The “normal” GPU pricing problem
Price is always the most determining factor in the purchase of any PC component, of course if the performance is competitive. The RTX 30 and RX 6000 are not going to reach their MSRP given what has been seen and being the dates in which we are and although it is difficult to assimilate, we will not see a generation of GPUs competitive in price due to multiple factors and saving the case of Intel that arrives as the new player to press assuming losses with its Xe GPUs.
Why won’t normal GPU prices from before come back? Because the R&D, the materials and machinery to create the graphics cards has exploded and will remain the same for at least 5 years. If you as a company want to offer a product that competes in price, the first thing you have to do is lower costs, but that today is impossible.

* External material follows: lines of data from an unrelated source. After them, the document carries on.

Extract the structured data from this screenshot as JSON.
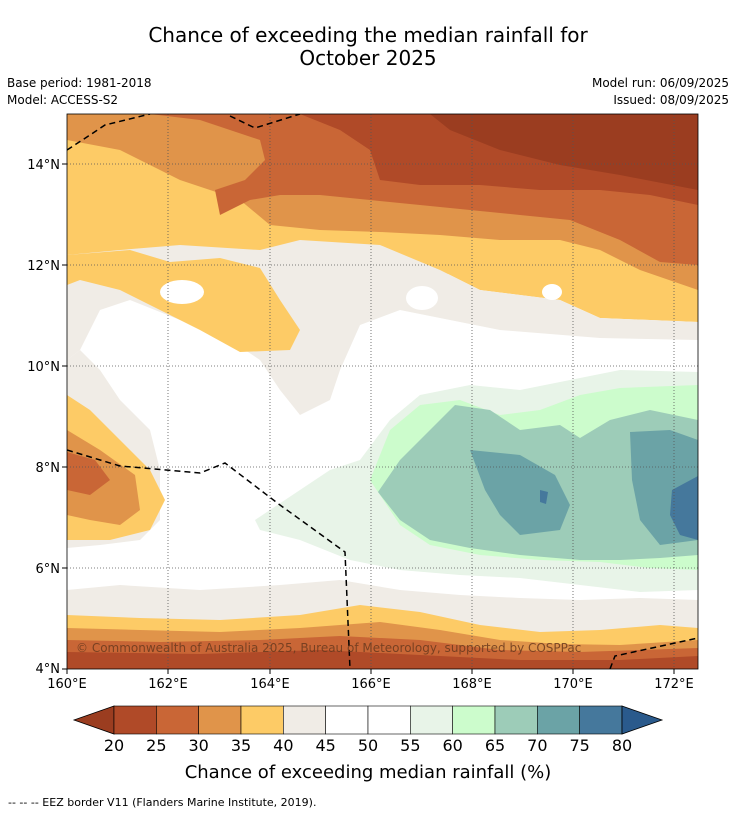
{
  "title_line1": "Chance of exceeding the median rainfall for",
  "title_line2": "October 2025",
  "base_period": "Base period: 1981-2018",
  "model": "Model: ACCESS-S2",
  "model_run": "Model run: 06/09/2025",
  "issued": "Issued: 08/09/2025",
  "copyright": "© Commonwealth of Australia 2025, Bureau of Meteorology, supported by COSPPac",
  "x_ticks": [
    "160°E",
    "162°E",
    "164°E",
    "166°E",
    "168°E",
    "170°E",
    "172°E"
  ],
  "y_ticks": [
    "14°N",
    "12°N",
    "10°N",
    "8°N",
    "6°N",
    "4°N"
  ],
  "colorbar": {
    "ticks": [
      "20",
      "25",
      "30",
      "35",
      "40",
      "45",
      "50",
      "55",
      "60",
      "65",
      "70",
      "75",
      "80"
    ],
    "colors": [
      "#9b3d20",
      "#b04a28",
      "#c96636",
      "#e0944a",
      "#fdcb66",
      "#f0ece6",
      "#ffffff",
      "#ffffff",
      "#e8f4e8",
      "#ccfccc",
      "#9dccb8",
      "#6ba3a6",
      "#45789c",
      "#2a5a8c"
    ],
    "label": "Chance of exceeding median rainfall (%)"
  },
  "footer": "--  --  -- EEZ border V11 (Flanders Marine Institute, 2019)."
}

R&D from the top three companies is fired to achieve the best performance, ASML scanners go for more than 400 million units, the price of materials, even if it settles or even falls, is really expensive and the mining market is only an excuse that generates shortages and inflates the price for a time.
The console problem
In addition, there is the fact that the consoles are getting faster and the restilings as improved versions arrive earlier. This has meant that given the price they have and the comfort that they suppose they occupy the low range of graphics cards being something totally external to the PC, that is, by price they occupy what the mid-range used to occupy.
Although all the companies are going to launch low-end GPUs (late), the consoles will also do the same with the price as soon as the chip crisis ends and they will begin to adjust margins to become profitable and then reduce the price over the years. So, the low-end is in danger, the mid-range and high-end are not going to reduce its price (raising it and seeing that people pay that price has worked for them).
Which of the three actors is going to lower prices with a scenario like this? None evidently. As soon as the user pays at the price of gold, it becomes profitable for them to sell fewer units, the financial data is there and when GPU mining is no longer profitable they only have to adjust the market minimally to pass the unsold stock to the average gamer.
The problem, as always, is the average user, be it gamer or miner. If a company can sell for 50% or 100% more its product and sells it to the point of not having units available… They will excuse themselves in the above to increase GPU prices and not return to “normal” prices. With only 1 in 10 users paying a 100% surcharge, it is already profitable for them despite having lost sales of 9, mainly because the number of chips is still limited and there would be no stock for all.
When the market stabilizes, the MSRP will be equal to or higher in subsequent generations, make no mistake about it and unless a technology lowers manufacturing or design costs, the price will continue to rise as it has been going on since the beginning of the decade.